Australia was the side more on the back foot, and had several frighteningly narrow escapes even before half an hour had been played. Ali Adnan cut into the visiting box early on but blazed over, then Mitch Langerak had to be nimble to turn aside a close-range flick.
Mark Milligan, frantically trying to bring order to the Australian defence as Iraq launched a fusillade of long balls, denied Amjed Kalaf just as the striker seemed certain to score; then Kalaf missed the chance of the game, left all alone at the far post with time to control a skiddy cross, but lofting his shot over.
Australian heartbeats were dangerously high, and it was Aaron Mooy who helped to bring them back down by orchestrating a period of Socceroo possession. Jackson Irvine's shot was tipped over, then Mohammed Hameed in the Iraqi goal did well to gather Mooy's shot.
On 38 minutes Mooy slipped in Irvine for a low cross that just evaded Tomi Juric, but after the resultant corner was cleared for another such setpiece, Australia struck. It was simplicity itself, as Leckie stole in amid the taller players around him to glance home Mooy's corner.
A minute later it should have been two. Leckie fed Juric on the wing, and the striker produced an incisive snaking ball to bypass the home defence and leave Robbie Kruse free. Sadly the winger, off the pace from the start, took too many touches and was denied by Hameed.

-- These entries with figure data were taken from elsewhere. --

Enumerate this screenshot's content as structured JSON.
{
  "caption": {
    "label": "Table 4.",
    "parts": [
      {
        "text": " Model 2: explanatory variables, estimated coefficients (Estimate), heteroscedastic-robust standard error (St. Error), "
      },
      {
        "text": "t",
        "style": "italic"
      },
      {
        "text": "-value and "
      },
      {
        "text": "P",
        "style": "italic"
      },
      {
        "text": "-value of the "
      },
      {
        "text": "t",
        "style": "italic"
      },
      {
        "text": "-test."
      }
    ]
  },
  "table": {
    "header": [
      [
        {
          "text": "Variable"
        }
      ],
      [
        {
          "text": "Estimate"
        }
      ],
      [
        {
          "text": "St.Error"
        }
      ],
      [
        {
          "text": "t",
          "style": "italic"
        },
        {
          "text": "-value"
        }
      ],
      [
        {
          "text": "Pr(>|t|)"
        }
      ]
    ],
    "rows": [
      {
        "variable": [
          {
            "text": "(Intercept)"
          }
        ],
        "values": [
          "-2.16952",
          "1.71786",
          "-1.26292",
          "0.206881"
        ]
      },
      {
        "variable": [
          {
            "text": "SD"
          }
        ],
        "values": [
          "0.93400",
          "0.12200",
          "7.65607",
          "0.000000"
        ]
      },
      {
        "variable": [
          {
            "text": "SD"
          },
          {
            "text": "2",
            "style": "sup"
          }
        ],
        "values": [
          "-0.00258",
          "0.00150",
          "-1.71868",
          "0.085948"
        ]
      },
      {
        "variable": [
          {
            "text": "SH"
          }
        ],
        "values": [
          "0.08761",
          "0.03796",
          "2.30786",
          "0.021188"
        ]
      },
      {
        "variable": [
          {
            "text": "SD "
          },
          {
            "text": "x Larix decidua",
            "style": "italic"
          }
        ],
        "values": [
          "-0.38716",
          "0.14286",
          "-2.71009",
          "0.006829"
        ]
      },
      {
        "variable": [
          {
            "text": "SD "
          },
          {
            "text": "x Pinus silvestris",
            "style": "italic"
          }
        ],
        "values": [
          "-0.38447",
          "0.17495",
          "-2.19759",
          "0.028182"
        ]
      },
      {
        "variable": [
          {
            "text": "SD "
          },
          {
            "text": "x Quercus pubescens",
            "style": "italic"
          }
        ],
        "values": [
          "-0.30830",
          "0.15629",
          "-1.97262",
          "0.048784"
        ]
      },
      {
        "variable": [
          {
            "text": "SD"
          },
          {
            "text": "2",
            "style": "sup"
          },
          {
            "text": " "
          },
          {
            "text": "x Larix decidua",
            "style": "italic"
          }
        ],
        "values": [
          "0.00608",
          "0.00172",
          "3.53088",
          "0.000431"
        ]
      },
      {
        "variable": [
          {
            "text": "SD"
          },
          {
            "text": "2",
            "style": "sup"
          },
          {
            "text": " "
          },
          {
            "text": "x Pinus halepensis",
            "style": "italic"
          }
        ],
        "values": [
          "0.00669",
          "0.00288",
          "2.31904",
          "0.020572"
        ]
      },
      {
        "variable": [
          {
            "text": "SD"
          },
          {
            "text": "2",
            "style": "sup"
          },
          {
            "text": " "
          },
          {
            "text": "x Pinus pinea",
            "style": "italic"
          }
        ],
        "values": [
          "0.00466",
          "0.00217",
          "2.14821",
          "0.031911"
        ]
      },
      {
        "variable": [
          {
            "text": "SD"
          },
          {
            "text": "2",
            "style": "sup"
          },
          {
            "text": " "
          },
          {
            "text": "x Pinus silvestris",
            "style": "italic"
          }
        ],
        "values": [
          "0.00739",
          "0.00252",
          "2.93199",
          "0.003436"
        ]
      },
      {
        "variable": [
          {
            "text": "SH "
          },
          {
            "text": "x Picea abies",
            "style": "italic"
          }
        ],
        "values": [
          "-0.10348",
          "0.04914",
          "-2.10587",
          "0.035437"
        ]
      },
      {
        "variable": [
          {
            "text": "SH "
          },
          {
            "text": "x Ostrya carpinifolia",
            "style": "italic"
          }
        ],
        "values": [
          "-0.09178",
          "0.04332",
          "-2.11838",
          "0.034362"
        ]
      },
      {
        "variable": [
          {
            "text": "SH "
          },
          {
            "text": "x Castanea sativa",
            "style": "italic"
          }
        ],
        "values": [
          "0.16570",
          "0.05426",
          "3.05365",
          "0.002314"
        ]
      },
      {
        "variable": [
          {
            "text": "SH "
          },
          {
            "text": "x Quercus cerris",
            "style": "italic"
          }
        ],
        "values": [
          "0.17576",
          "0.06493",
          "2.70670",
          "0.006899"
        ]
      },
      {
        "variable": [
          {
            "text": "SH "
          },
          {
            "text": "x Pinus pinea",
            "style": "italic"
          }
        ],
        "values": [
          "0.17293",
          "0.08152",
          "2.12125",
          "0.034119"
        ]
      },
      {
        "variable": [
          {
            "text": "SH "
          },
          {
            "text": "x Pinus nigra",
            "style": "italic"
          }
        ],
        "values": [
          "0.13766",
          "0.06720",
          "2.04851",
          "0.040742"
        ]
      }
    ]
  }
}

Leckie shot over after a finely crafted move which allowed Australia to finish the first half on a high.
Life could have been better still for Postecoglou's side on 53 minutes, as a fine interchange between Kruse and Mooy opened up space for the latter to fire in a low cross - Mooy reached it but could only deflect it wide of the gaping goal.
Still the misses mounted up - this time it was Mohanad Abdulraheem who met a low cross with a twisting low header wide. Iraq's bombardment was incessant, and Langerak produced a brilliant one-handed save from Ahmed Ibrahim's header.
Kruse came off, replaced by Brad Smith, then Tim Cahill replaced Juric as Postecoglou sought fresh energy on such a sapping pitch. But with 75 minutes gone, Iraq were level, deserved reward for their pressure. Again it was a simple move, a steepling pass finding Ali Adnan on the left wing. Unmarked in Postecoglou's new system, he steamed down the left and crossed low to the far post, where Ahmed Yasin slid in with a sliding finish to equalise.
The last few minutes became frantic. Milligan was booked for a clumsy foul, but the freekick was wasted. Troisi replaced Irvine as the exhaustion levels grew, and after a series of scrambles in the Socceroos' box the point was earned.